Complete step by step solution:
Given that, a sum of money amounts to Rs.66836.70 in 2 years at 3% p.a.
That is the amount after adding the interest is given . we have to find the principal. So we will use the formula above.
\[A = p{\left[ {1 + \dfrac{R}{{100}}} \right]^t}\]
Now substitute the given data,
\[66836.70 = p{\left[ {1 + \dfrac{3}{{100}}} \right]^2}\]
Now taking the LCM in the bracket,
\[66836.70 = p{\left[ {\dfrac{{103}}{{100}}} \right]^2}\]

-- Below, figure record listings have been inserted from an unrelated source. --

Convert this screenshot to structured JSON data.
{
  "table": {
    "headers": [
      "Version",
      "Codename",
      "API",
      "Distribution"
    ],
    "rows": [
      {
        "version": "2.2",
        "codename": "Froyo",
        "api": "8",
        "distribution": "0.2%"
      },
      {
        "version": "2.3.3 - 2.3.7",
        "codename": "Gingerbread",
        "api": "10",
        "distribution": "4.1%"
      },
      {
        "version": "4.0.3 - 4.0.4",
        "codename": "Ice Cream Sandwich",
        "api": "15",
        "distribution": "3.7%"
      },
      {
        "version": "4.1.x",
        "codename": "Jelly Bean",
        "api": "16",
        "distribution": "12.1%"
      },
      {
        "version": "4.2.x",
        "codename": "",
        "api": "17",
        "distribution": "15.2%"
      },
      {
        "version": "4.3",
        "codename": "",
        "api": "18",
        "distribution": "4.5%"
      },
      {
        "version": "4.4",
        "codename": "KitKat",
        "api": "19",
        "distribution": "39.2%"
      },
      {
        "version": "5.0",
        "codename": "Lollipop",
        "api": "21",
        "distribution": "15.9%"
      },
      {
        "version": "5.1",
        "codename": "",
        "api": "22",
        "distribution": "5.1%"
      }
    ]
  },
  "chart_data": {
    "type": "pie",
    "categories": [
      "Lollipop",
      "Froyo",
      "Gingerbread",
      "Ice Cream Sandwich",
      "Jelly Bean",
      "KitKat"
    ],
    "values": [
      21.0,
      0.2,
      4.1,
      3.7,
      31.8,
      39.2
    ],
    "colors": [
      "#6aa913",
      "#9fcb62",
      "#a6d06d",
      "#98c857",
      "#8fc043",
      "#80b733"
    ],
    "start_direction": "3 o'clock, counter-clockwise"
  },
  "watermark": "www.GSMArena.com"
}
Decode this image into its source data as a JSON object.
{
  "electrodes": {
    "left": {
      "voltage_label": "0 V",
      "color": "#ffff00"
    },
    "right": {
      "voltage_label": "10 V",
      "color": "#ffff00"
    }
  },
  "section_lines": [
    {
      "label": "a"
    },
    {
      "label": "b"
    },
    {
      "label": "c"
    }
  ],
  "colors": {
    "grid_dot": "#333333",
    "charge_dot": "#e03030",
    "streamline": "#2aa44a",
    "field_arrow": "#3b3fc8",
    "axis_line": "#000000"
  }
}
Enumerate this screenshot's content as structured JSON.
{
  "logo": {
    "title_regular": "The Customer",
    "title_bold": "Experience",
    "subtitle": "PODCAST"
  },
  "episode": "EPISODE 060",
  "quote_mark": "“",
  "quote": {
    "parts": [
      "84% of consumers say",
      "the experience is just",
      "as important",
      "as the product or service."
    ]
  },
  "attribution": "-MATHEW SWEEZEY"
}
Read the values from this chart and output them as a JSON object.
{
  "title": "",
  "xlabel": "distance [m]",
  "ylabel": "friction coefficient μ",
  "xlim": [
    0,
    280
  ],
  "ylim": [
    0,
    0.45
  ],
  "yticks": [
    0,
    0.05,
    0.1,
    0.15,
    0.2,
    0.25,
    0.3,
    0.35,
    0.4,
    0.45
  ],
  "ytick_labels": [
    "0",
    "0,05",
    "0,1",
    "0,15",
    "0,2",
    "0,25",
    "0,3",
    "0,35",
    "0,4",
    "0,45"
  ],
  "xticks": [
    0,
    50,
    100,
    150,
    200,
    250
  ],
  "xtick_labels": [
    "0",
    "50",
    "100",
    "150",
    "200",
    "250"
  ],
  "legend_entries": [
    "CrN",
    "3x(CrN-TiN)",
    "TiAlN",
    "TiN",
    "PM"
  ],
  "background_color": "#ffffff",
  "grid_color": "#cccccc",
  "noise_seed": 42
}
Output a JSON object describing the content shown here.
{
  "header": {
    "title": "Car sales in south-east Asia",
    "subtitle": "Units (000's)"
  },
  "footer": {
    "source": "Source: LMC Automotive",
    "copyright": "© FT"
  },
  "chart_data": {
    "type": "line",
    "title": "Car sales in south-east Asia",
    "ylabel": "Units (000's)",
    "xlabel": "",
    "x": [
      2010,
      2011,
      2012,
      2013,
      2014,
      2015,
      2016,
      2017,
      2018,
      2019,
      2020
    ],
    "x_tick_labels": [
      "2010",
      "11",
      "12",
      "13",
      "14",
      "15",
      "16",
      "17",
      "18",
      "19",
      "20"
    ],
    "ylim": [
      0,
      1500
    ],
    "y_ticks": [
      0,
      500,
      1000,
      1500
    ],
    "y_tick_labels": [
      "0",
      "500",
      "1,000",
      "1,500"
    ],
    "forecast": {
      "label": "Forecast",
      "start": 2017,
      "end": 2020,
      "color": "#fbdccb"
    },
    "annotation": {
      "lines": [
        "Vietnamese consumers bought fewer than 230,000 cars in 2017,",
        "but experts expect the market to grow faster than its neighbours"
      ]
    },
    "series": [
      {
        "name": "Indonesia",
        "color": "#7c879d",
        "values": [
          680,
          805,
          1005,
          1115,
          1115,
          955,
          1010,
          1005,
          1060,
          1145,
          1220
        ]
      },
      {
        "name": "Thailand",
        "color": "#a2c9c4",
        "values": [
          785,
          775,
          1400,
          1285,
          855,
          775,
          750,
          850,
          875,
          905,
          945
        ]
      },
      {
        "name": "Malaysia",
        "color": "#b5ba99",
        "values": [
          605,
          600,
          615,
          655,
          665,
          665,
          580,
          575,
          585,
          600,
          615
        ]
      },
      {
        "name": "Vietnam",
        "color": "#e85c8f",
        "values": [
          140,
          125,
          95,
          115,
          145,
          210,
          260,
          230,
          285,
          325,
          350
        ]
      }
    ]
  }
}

\[\Rightarrow 66836.70 = p\left[ {\dfrac{{{{103}^2}}}{{{{100}^2}}}} \right]\]
On cross multiplying we get,
\[p = \dfrac{{66836.70 \times {{100}^2}}}{{{{103}^2}}}\]
Taking the squares,
\[p = \dfrac{{66836.70 \times {{100}^2}}}{{10609}}\]
On dividing by 10609 we get and also taking the square of 100,
\[p = 6.3 \times 10000\]
On multiplying the decimal will be removed,
\[p = 63000\]
This is the principal sum invested Rs.63000.

Note:
Note that they have given all the required data simply using the formula is enough. But the time period should be in years if it is not then do make it because the rate is per cent per annum.
If asked for the interest then we will subtract the principal from the amount sum.